Same CIDR in a cloud route table
If two rows both use 172.31.0.0/24, longest-prefix matching cannot separate them because the prefix length is identical. With the AWS-style policy, a static gateway target can beat a propagated VPN route at the same CIDR. With the general router policy, preference and metric decide the equal-prefix order.
Dual-stack table
A destination of 2001:db8:44:80::25 can match ::/0, 2001:db8:44::/48, and 2001:db8:44:80::/64. IPv4 rows such as 10.44.80.0/24 stay visible in the ledger but are ignored for that IPv6 lookup.
FAQ:
Does administrative preference beat longest prefix?

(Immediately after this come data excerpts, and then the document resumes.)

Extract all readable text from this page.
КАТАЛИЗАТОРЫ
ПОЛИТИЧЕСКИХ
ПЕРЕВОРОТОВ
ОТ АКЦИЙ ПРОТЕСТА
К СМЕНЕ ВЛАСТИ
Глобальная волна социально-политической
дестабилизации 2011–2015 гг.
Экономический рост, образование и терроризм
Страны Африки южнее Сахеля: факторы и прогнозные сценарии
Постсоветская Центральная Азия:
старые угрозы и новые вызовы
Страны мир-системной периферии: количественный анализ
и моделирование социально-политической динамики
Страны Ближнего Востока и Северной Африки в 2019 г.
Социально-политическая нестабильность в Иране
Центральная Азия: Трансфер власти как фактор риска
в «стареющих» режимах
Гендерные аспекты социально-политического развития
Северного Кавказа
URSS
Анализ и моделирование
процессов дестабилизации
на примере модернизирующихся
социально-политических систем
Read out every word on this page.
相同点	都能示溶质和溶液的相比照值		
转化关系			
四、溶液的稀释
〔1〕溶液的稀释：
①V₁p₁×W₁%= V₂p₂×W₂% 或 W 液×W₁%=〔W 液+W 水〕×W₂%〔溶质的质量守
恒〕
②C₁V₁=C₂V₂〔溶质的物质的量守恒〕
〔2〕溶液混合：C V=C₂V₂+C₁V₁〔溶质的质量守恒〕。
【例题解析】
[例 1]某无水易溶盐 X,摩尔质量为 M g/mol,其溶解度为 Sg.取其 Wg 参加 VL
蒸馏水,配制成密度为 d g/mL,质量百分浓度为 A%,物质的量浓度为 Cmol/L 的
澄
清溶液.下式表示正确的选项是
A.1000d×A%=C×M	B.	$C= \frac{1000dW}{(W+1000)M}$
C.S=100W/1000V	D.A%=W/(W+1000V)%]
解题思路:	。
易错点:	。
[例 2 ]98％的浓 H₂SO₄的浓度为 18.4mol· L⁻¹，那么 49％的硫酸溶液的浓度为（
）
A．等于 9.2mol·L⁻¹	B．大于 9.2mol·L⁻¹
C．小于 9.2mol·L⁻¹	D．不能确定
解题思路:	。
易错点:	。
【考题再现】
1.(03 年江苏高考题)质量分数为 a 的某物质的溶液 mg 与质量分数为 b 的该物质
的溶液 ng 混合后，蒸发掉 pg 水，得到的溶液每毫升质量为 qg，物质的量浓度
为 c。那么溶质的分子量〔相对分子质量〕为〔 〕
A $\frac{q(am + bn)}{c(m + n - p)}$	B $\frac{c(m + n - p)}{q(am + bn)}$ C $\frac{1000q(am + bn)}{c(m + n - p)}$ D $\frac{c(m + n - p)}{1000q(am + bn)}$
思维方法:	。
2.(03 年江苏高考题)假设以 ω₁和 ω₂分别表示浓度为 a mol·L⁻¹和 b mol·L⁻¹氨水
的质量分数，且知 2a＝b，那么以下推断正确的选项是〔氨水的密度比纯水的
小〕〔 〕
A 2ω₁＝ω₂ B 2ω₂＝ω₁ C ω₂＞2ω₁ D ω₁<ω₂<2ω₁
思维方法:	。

No for rows already being compared as forwarding candidates with different prefix lengths. The longest matching prefix is selected first. Preference and metric help resolve rows at the same prefix length under the selected policy.
Why did the default route win?
The destination was not covered by any active, valid, same-family route with a longer prefix. Check for a missing subnet route, a disabled row, an invalid CIDR, or an IPv4 and IPv6 mismatch.
Can this check ECMP?
Yes. The equal-cost policy keeps same-prefix rows together when their winning attributes match. The result reports an equal next-hop set instead of forcing a single row.
Are route rows sent anywhere?
No server-side processing is needed for this lookup. The pasted route rows are parsed and evaluated in the browser session, and export actions use the result already present on the page.
Why does the tool normalize host bits?
Route inventories sometimes contain host-bearing CIDRs such as 10.44.80.25/24. Normalization evaluates the real network, 10.44.80.0/24, while the host-bit audit warns that the source row should be cleaned up.
Glossary:
- CIDR
- Classless Inter-Domain Routing notation, written as an address plus prefix length, such as
10.44.80.0/24. - Longest prefix match
- The route lookup rule that prefers the matching prefix with the largest prefix length.
- Preference
- A route priority value used by the checker for same-prefix ranking. Lower values are preferred.
- Metric
- A route cost value used after prefix length and, depending on policy, after preference. Lower values are preferred.
- ECMP
- Equal-cost multipath, where multiple next hops remain valid winners for the same destination and prefix.
- Default route
- The
/0route that covers destinations without a more-specific matching prefix.